3. When said relationship collapsed in a fiery Armageddon last year, I moved back into my parents’ house (I guess you can say this is a regular thing for me) and started going back to school to study nutrition. After one semester of memorizing information solely to regurgitate onto tests and pass VERY EXPENSIVE prerequisite classes that I could have taught myself, I concluded that the money I had saved up for Fall tuition would be better spent on renting an apartment in Brooklyn. I still believe this was a wise choice.
d. Living in NYC was an east coast overdose. I started using the term “ASAP.” wtf? I wanted to smack myself.
5. The idea of having another office job has gone from “unappealing” to “revolting” to “twitch-inducing.” During one interview, I was asked if the helper monkey-type job responsibilities sounded like something I would be interested in. In response, I very coolly stated, “Interesting is definitely not the word I would use, but I could do that.” Furthermore, I need fresh air and physical activity.
6. Believing that sticking my hands in the dirt was just as significant in studying nutrition as having my face in the books, I volunteered on an organic CSA farm in Stillwater, NJ over the summer.

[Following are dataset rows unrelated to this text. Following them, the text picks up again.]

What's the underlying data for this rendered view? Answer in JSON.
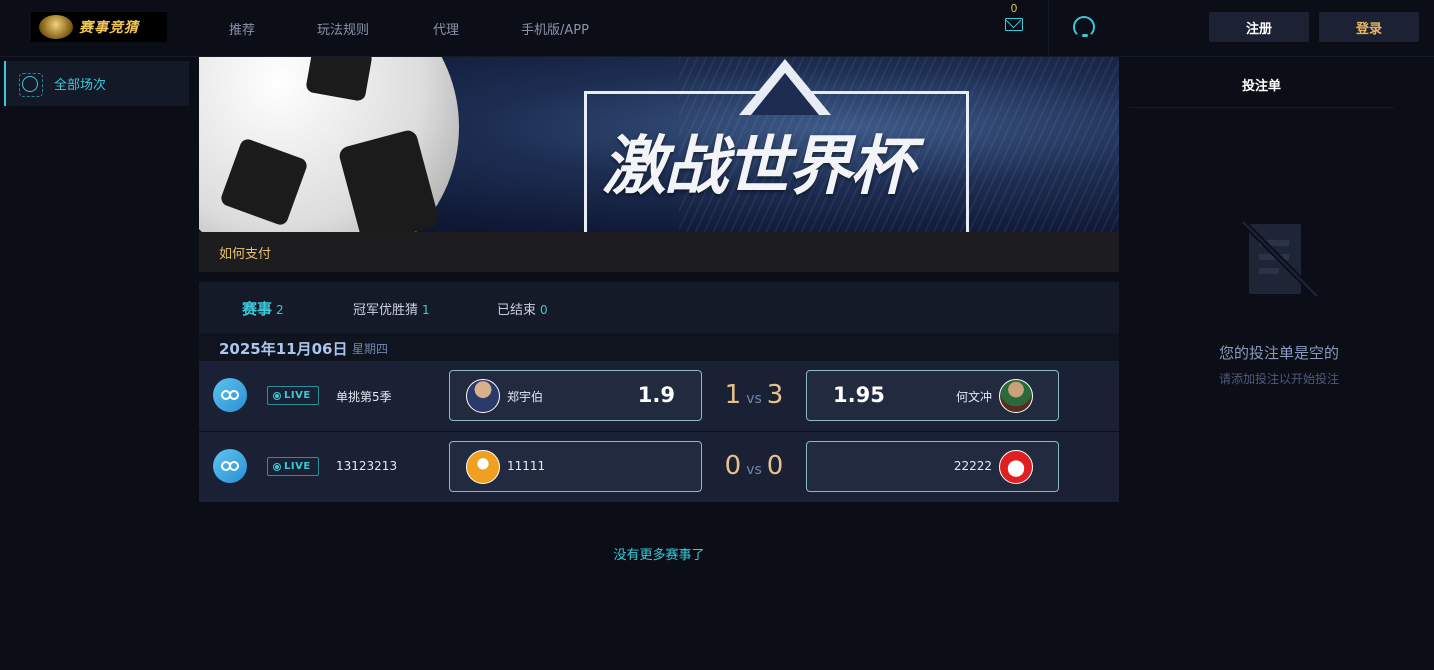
{
  "header": {
    "logo_text": "赛事竞猜",
    "nav": [
      "推荐",
      "玩法规则",
      "代理",
      "手机版/APP"
    ],
    "mail_count": "0",
    "register_label": "注册",
    "login_label": "登录"
  },
  "sidebar": {
    "items": [
      {
        "label": "全部场次",
        "icon": "target-icon"
      }
    ]
  },
  "banner": {
    "headline": "激战世界杯",
    "pay_link": "如何支付"
  },
  "tabs": [
    {
      "label": "赛事",
      "count": "2"
    },
    {
      "label": "冠军优胜猜",
      "count": "1"
    },
    {
      "label": "已结束",
      "count": "0"
    }
  ],
  "date_group": {
    "date": "2025年11月06日",
    "weekday": "星期四"
  },
  "matches": [
    {
      "live_label": "LIVE",
      "league": "单挑第5季",
      "home": {
        "name": "郑宇伯",
        "odds": "1.9"
      },
      "score_home": "1",
      "vs": "vs",
      "score_away": "3",
      "away": {
        "name": "何文冲",
        "odds": "1.95"
      }
    },
    {
      "live_label": "LIVE",
      "league": "13123213",
      "home": {
        "name": "11111",
        "odds": ""
      },
      "score_home": "0",
      "vs": "vs",
      "score_away": "0",
      "away": {
        "name": "22222",
        "odds": ""
      }
    }
  ],
  "footer_note": "没有更多赛事了",
  "betslip": {
    "title": "投注单",
    "empty_title": "您的投注单是空的",
    "empty_sub": "请添加投注以开始投注"
  },
  "colors": {
    "accent": "#3bc8d8",
    "gold": "#e8c070",
    "background": "#0b0e17"
  }
}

For those who don’t know, community supported agriculture (CSA) is an even better way of supporting local farms than shopping at farmer’s markets. It involves purchasing a share of a farm for a particular season. The members pay up front, providing small farmers with some financial security, and then receive a portion of the farm’s harvest on a regular basis (usually weekly) throughout the season. This is wonderful because it encourages members to eat more fresh, seasonal produce that came from a local source and is probably organic. You’ll know because you can ask the farmer, face to face. In addition to supporting sustainable agriculture, CSAs reduce the need to shop at those awful, awful supermarkets where you will be tempted to buy processed junk and cheaper bio-messedwith produce that has been sprayed with who knows what and shipped in from countries where the farmers can’t afford to eat their own crops.

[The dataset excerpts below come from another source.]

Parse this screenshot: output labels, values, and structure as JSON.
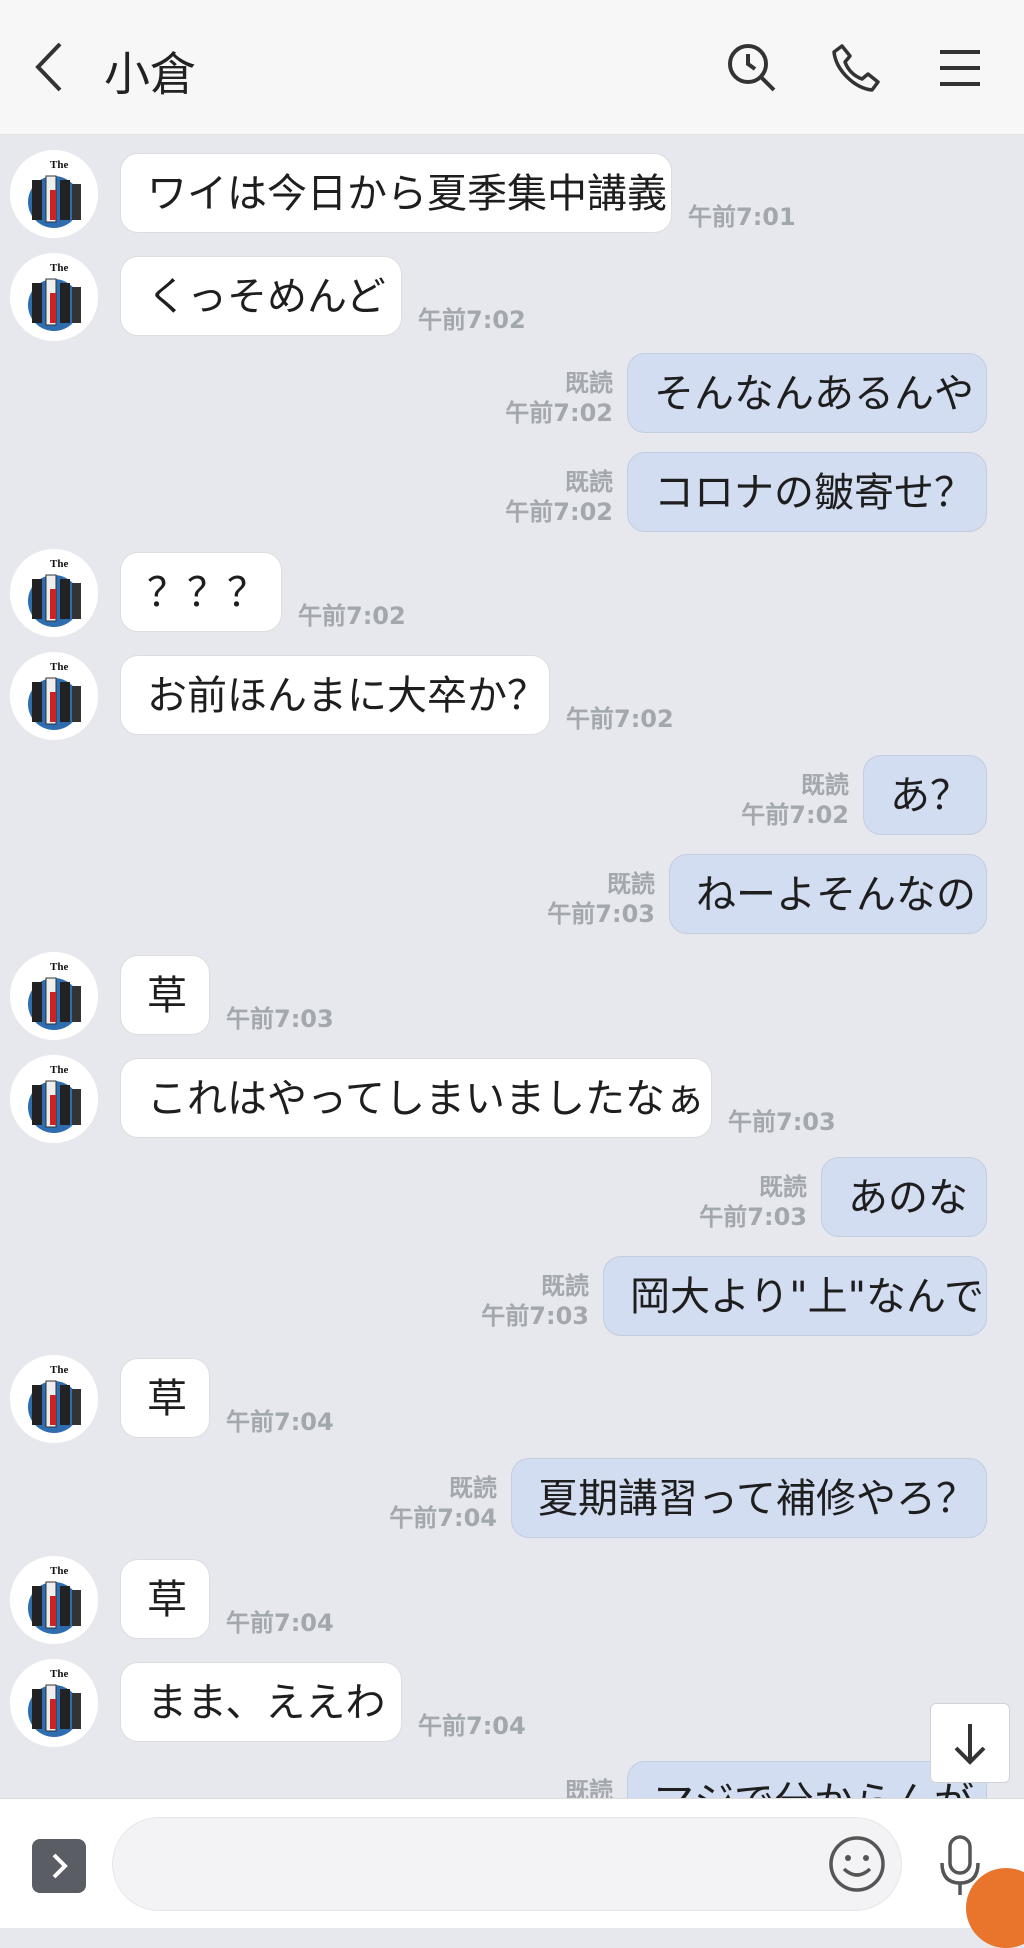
{
  "header": {
    "title": "小倉",
    "back_icon": "chevron-left-icon",
    "search_icon": "search-icon",
    "call_icon": "phone-icon",
    "menu_icon": "menu-icon"
  },
  "messages": [
    {
      "side": "in",
      "text": "ワイは今日から夏季集中講義",
      "time": "午前7:01"
    },
    {
      "side": "in",
      "text": "くっそめんど",
      "time": "午前7:02"
    },
    {
      "side": "out",
      "text": "そんなんあるんや",
      "time": "午前7:02",
      "read": "既読"
    },
    {
      "side": "out",
      "text": "コロナの皺寄せ？",
      "time": "午前7:02",
      "read": "既読"
    },
    {
      "side": "in",
      "text": "？？？",
      "time": "午前7:02"
    },
    {
      "side": "in",
      "text": "お前ほんまに大卒か？",
      "time": "午前7:02"
    },
    {
      "side": "out",
      "text": "あ？",
      "time": "午前7:02",
      "read": "既読"
    },
    {
      "side": "out",
      "text": "ねーよそんなの",
      "time": "午前7:03",
      "read": "既読"
    },
    {
      "side": "in",
      "text": "草",
      "time": "午前7:03"
    },
    {
      "side": "in",
      "text": "これはやってしまいましたなぁ",
      "time": "午前7:03"
    },
    {
      "side": "out",
      "text": "あのな",
      "time": "午前7:03",
      "read": "既読"
    },
    {
      "side": "out",
      "text": "岡大より\"上\"なんで",
      "time": "午前7:03",
      "read": "既読"
    },
    {
      "side": "in",
      "text": "草",
      "time": "午前7:04"
    },
    {
      "side": "out",
      "text": "夏期講習って補修やろ？",
      "time": "午前7:04",
      "read": "既読"
    },
    {
      "side": "in",
      "text": "草",
      "time": "午前7:04"
    },
    {
      "side": "in",
      "text": "まま、ええわ",
      "time": "午前7:04"
    },
    {
      "side": "out",
      "text": "マジで分からんが",
      "read": "既読"
    }
  ],
  "footer": {
    "expand_icon": "chevron-right-icon",
    "emoji_icon": "emoji-icon",
    "mic_icon": "microphone-icon"
  },
  "scroll_icon": "arrow-down-icon",
  "colors": {
    "background": "#e6e8ed",
    "incoming_bubble": "#ffffff",
    "outgoing_bubble": "#d3ddf1",
    "timestamp": "#a3a7ae",
    "accent": "#e8752b"
  }
}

Volunteering on this farm was hard work, but it felt good and gave me a peace of mind I haven’t otherwise experienced since returning from my travels. It was the farm’s first season, so every day was.. a lesson. Without an irrigation system, we would fill huge jugs of water in the Paulinskill River that ran along the edge of the farm property and then water the plants by hand using empty beer cans and yogurt containers. All the other volunteers were magically fascinating and bright. It was absolutely more intellectually stimulating than most jobs I’ve had (with the exception of neuroscience research). My strength and ability was never doubted even though I was a skinny girl with no farming experience, which is always empowering and rare to encounter. The farmer, James, is a wonderful person and I would highly recommend paying him a visit at Goodness Grows!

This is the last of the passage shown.